Netflix mengumumkan telah mencapai kesepakatan untuk membeli aset film dan layanan streaming milik Warner Bros. Discovery (WBD) dalam transaksi senilai 72 miliar dollar AS atau setara Rp 1.201 triliun (Kurs Rp 16.648 per dollar AS).
Kesepakatan tersebut mengakhiri proses penawaran sengit yang juga melibatkan Paramount Skydance dan Comcast sebagai pesaing utama.
Mengutip CNBC, Sabtu (6/12/2025), transaksi dilakukan dalam bentuk campuran tunai dan saham dengan nilai 27,75 dollar AS per saham WBD. Dengan harga tersebut, nilai ekuitas akuisisi mencapai 72 miliar dollar AS, sementara nilai keseluruhan perusahaan (enterprise value) diperkirakan mencapai 82,7 miliar dollar AS.
Aksi korporasi ini menjadi salah satu yang terbesar di industri hiburan global tahun ini dan menegaskan langkah strategis Netflix untuk memperkuat dominasinya di pasar streaming dunia.
Netflix memang muncul sebagai penawar terkuat setelah mengajukan tawaran 28 dollar AS per saham, mengalahkan Comcast, Paramount, dan Skydance.
Sebelumnya, Paramount sempat menawar 24 dollar AS per saham untuk membeli seluruh perusahaan, termasuk jaringan kabel seperti CNN, sebelum menaikkan tawaran menjadi mendekati 27 dollar AS per saham pada pekan ini.
Namun proses penjualan berlangsung panas. Pengacara Paramount menyampaikan keberatan atas kewajaran proses tersebut dalam surat yang diperoleh CNBC. Paramount menilai Warner Bros lebih memihak Netflix, sehingga merugikan pemegang saham WBD.

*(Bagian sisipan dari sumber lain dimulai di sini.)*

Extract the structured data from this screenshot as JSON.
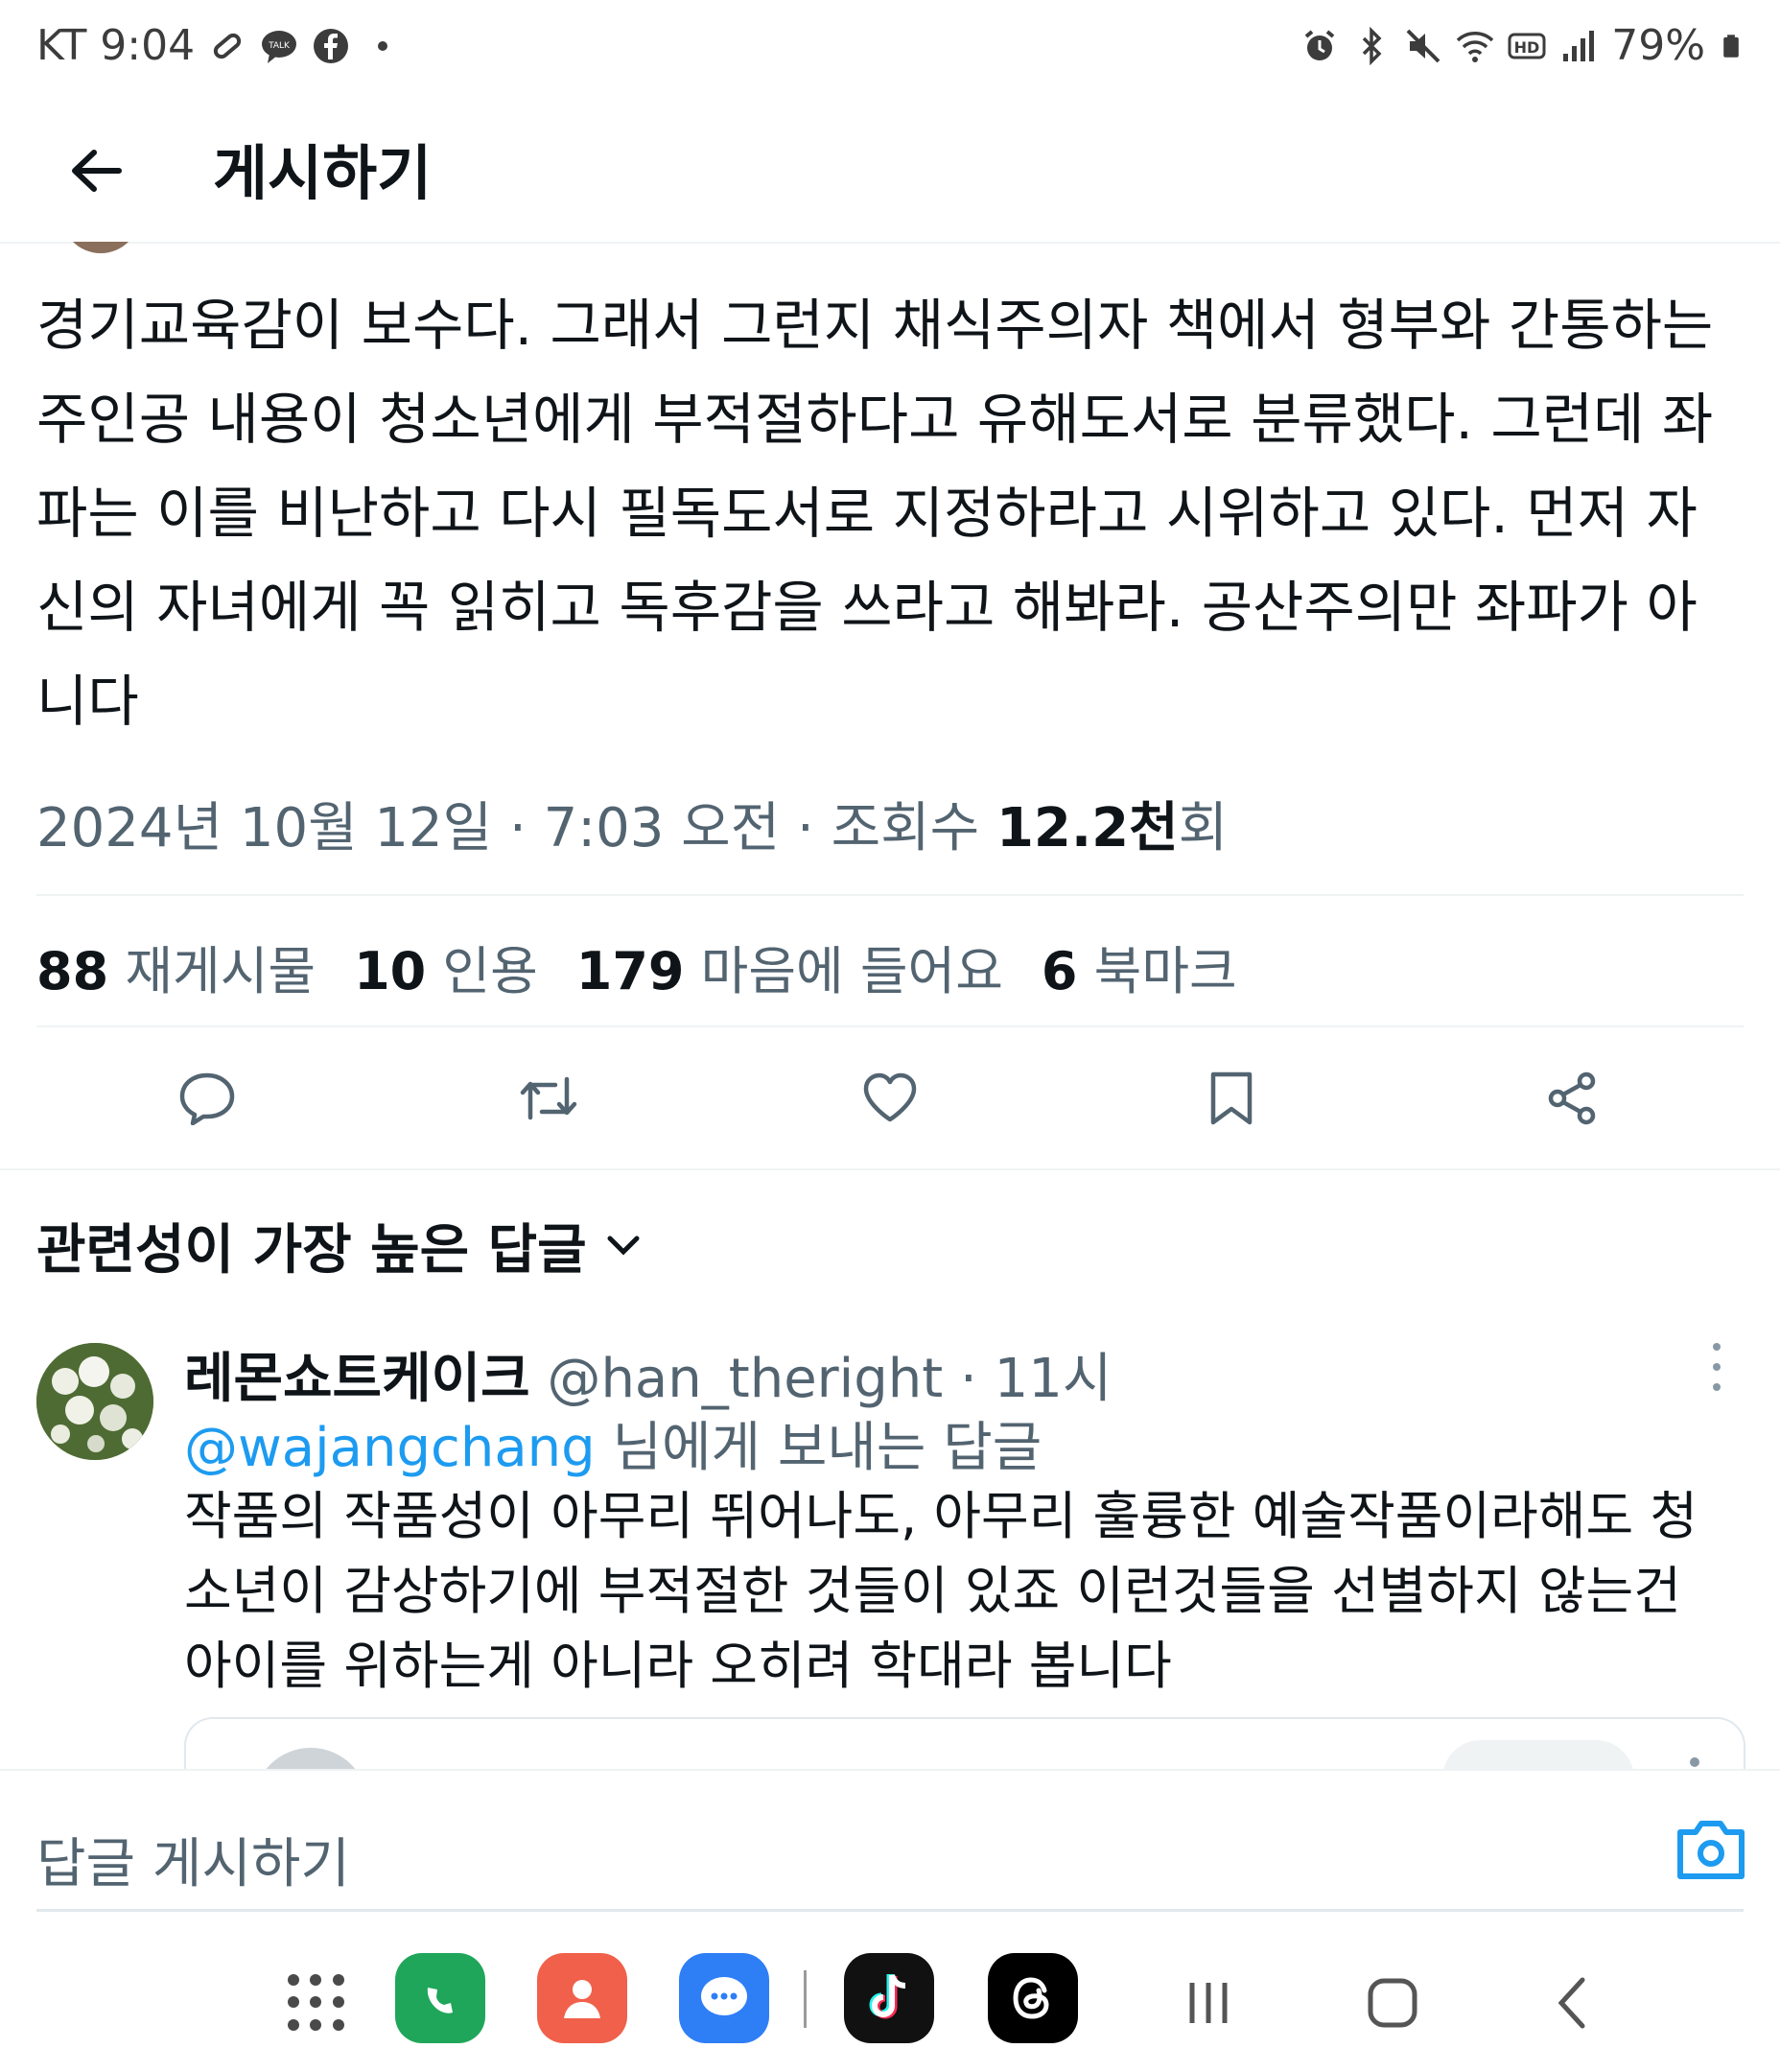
{
  "status_bar": {
    "carrier_time": "KT 9:04",
    "battery": "79%",
    "left_icons": [
      "clip-icon",
      "kakaotalk-icon",
      "facebook-icon",
      "dot-icon"
    ],
    "right_icons": [
      "alarm-icon",
      "bluetooth-icon",
      "mute-icon",
      "wifi-icon",
      "hd-icon",
      "signal-icon",
      "battery-icon"
    ]
  },
  "header": {
    "title": "게시하기"
  },
  "tweet": {
    "text": "경기교육감이 보수다. 그래서 그런지 채식주의자 책에서 형부와 간통하는 주인공 내용이 청소년에게 부적절하다고 유해도서로 분류했다. 그런데 좌파는 이를 비난하고 다시 필독도서로 지정하라고 시위하고 있다. 먼저 자신의 자녀에게 꼭 읽히고 독후감을 쓰라고 해봐라. 공산주의만 좌파가 아니다",
    "meta_prefix": "2024년 10월 12일 · 7:03 오전 · 조회수 ",
    "views": "12.2천",
    "views_suffix": "회",
    "stats": [
      {
        "count": "88",
        "label": "재게시물"
      },
      {
        "count": "10",
        "label": "인용"
      },
      {
        "count": "179",
        "label": "마음에 들어요"
      },
      {
        "count": "6",
        "label": "북마크"
      }
    ]
  },
  "replies": {
    "sort_label": "관련성이 가장 높은 답글"
  },
  "reply": {
    "name": "레몬쇼트케이크",
    "handle_time": " @han_theright · 11시",
    "mention": "@wajangchang",
    "replying_suffix": " 님에게 보내는 답글",
    "text": "작품의 작품성이 아무리 뛰어나도, 아무리 훌륭한 예술작품이라해도 청소년이 감상하기에 부적절한 것들이 있죠 이런것들을 선별하지 않는건 아이를 위하는게 아니라 오히려 학대라 봅니다"
  },
  "compose": {
    "placeholder": "답글 게시하기"
  },
  "colors": {
    "link": "#1d9bf0",
    "secondary_text": "#536471",
    "primary_text": "#0f1419",
    "divider": "#eff3f4"
  },
  "dock": {
    "apps": [
      "phone-app-icon",
      "contacts-app-icon",
      "messages-app-icon",
      "tiktok-app-icon",
      "threads-app-icon"
    ]
  }
}
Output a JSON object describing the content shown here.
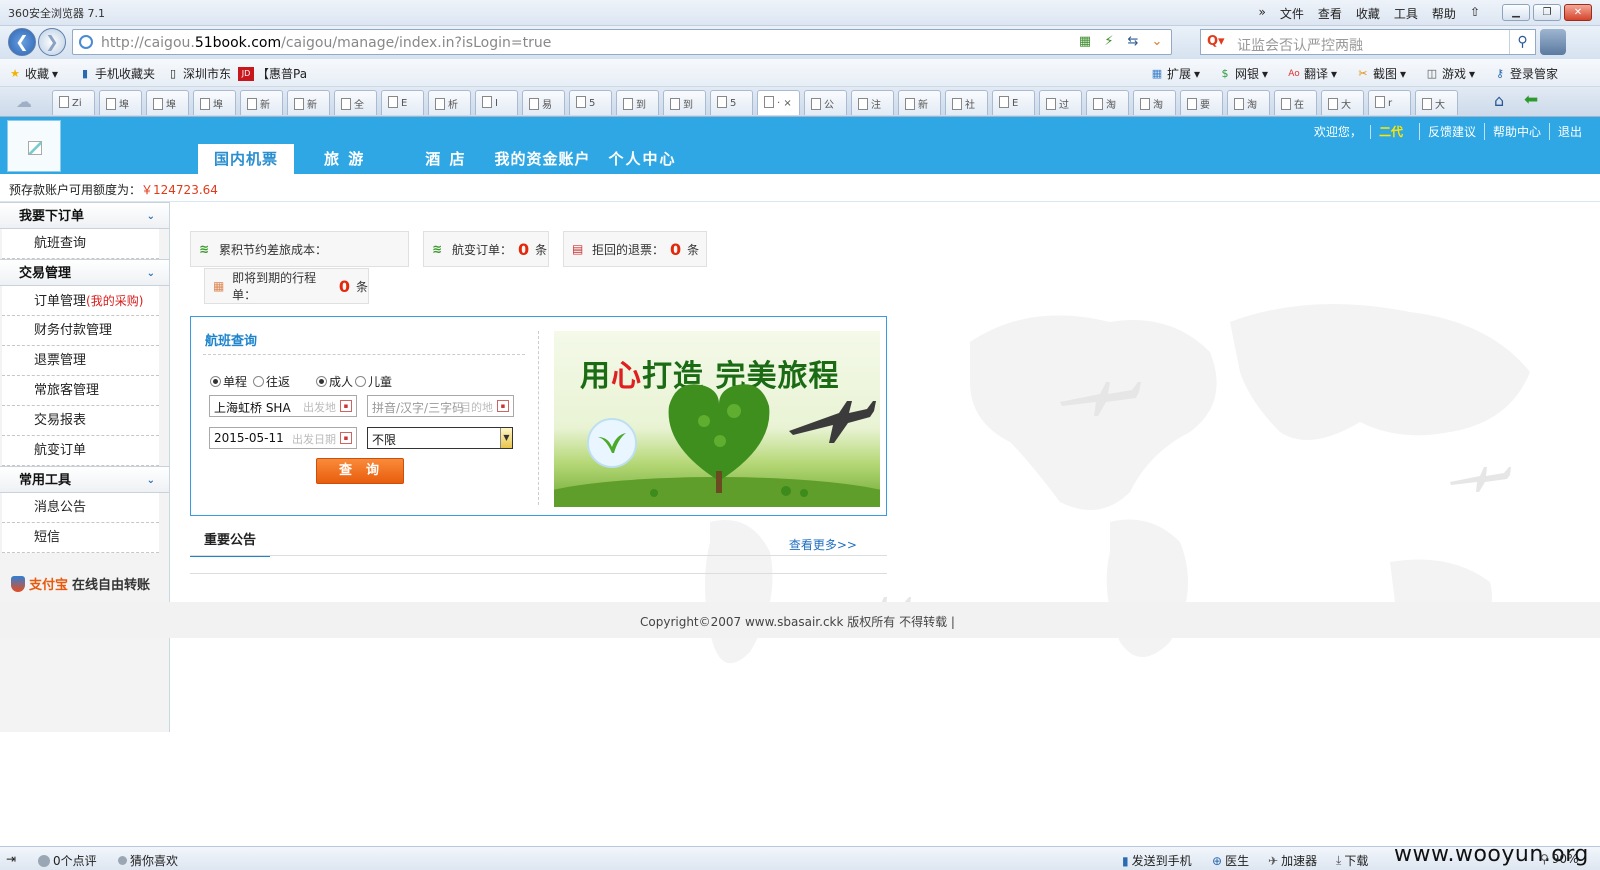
{
  "browser": {
    "title": "360安全浏览器 7.1",
    "menu": [
      "文件",
      "查看",
      "收藏",
      "工具",
      "帮助"
    ],
    "url_prefix": "http://caigou.",
    "url_domain": "51book.com",
    "url_rest": "/caigou/manage/index.in?isLogin=true",
    "search_placeholder": "证监会否认严控两融",
    "favorites": [
      "收藏",
      "手机收藏夹",
      "深圳市东",
      "【惠普Pa"
    ],
    "right_tools": [
      "扩展",
      "网银",
      "翻译",
      "截图",
      "游戏",
      "登录管家"
    ],
    "tabs": [
      "Zi",
      "埠",
      "埠",
      "埠",
      "新",
      "新",
      "全",
      "E",
      "析",
      "I",
      "易",
      "5",
      "到",
      "到",
      "5",
      "· ×",
      "公",
      "注",
      "新",
      "社",
      "E",
      "过",
      "淘",
      "淘",
      "要",
      "淘",
      "在",
      "大",
      "r",
      "大"
    ]
  },
  "site": {
    "nav": [
      "国内机票",
      "旅 游",
      "酒 店",
      "我的资金账户",
      "个人中心"
    ],
    "welcome": "欢迎您，",
    "username": "二代",
    "links": [
      "反馈建议",
      "帮助中心",
      "退出"
    ],
    "balance_label": "预存款账户可用额度为：",
    "balance_amount": "￥124723.64"
  },
  "sidebar": {
    "groups": [
      {
        "title": "我要下订单",
        "items": [
          "航班查询"
        ]
      },
      {
        "title": "交易管理",
        "items": [
          "订单管理",
          "财务付款管理",
          "退票管理",
          "常旅客管理",
          "交易报表",
          "航变订单"
        ]
      },
      {
        "title": "常用工具",
        "items": [
          "消息公告",
          "短信"
        ]
      }
    ],
    "order_suffix": "(我的采购)",
    "alipay_brand": "支付宝",
    "alipay_text": "在线自由转账"
  },
  "stats": {
    "saving_label": "累积节约差旅成本：",
    "change_label": "航变订单：",
    "change_count": "0",
    "refund_label": "拒回的退票：",
    "refund_count": "0",
    "expire_label": "即将到期的行程单：",
    "expire_count": "0",
    "unit": "条"
  },
  "flight_search": {
    "title": "航班查询",
    "trip_one_way": "单程",
    "trip_round": "往返",
    "adult": "成人",
    "child": "儿童",
    "from_value": "上海虹桥 SHA",
    "from_hint": "出发地",
    "to_placeholder": "拼音/汉字/三字码",
    "to_hint": "目的地",
    "date_value": "2015-05-11",
    "date_hint": "出发日期",
    "airline_value": "不限",
    "query_button": "查询",
    "banner_slogan_1": "用",
    "banner_slogan_heart": "心",
    "banner_slogan_2": "打造  完美旅程"
  },
  "notice": {
    "title": "重要公告",
    "more": "查看更多>>"
  },
  "footer": {
    "copyright": "Copyright©2007     www.sbasair.ckk   版权所有 不得转载 |"
  },
  "statusbar": {
    "clicks": "0个点评",
    "guess": "猜你喜欢",
    "send_phone": "发送到手机",
    "doctor": "医生",
    "accelerate": "加速器",
    "download": "下载",
    "zoom": "90%",
    "watermark": "www.wooyun.org"
  }
}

Warner Bros. dikenal sebagai pemilik sejumlah waralaba terbesar Hollywood seperti Harry Potter, Game of Thrones, dan layanan streaming HBO Max. Tidak mengherankan jika persaingan untuk menguasai asetnya berlangsung ketat.
Emma Wall, Kepala Strategi Investasi Hargreaves Lansdown, menyebut persaingan akuisisi ini sebagai “drama bagi mereka yang menciptakan drama” katanya.
Dalam wawancara dengan BBC, Wall menyoroti perbedaan tawaran Paramount dan Netflix. Ia menyebut tawaran Paramount mencakup unit bisnis yang justru membebani profitabilitas, sementara tawaran Netflix hanya berfokus pada aset yang berkinerja baik.
Ia juga menilai langkah Paramount yang menuduh Warner Bros. telah berpihak pada Netflix dapat berdampak buruk. “Jika Anda bertengkar, itu bisa merusak tawaran Anda,” ucap Wall.
Menurut CNBC, pengacara Paramount menuduh proses penjualan dilakukan secara tidak adil dan mengarah pada hasil yang sudah ditentukan sejak awal. Terlepas dari siapa yang akhirnya keluar sebagai pemenang, Wall menilai akuisisi Warner Bros oleh pihak mana pun hampir pasti menarik perhatian regulator persaingan di Amerika Serikat.
“Apakah Netflix yang berhasil atau Paramount kembali dengan tawaran lebih tinggi, langkah ini akan menciptakan kekuatan besar dalam industri hiburan yang pasti menjadi perhatian regulator,” ujarnya.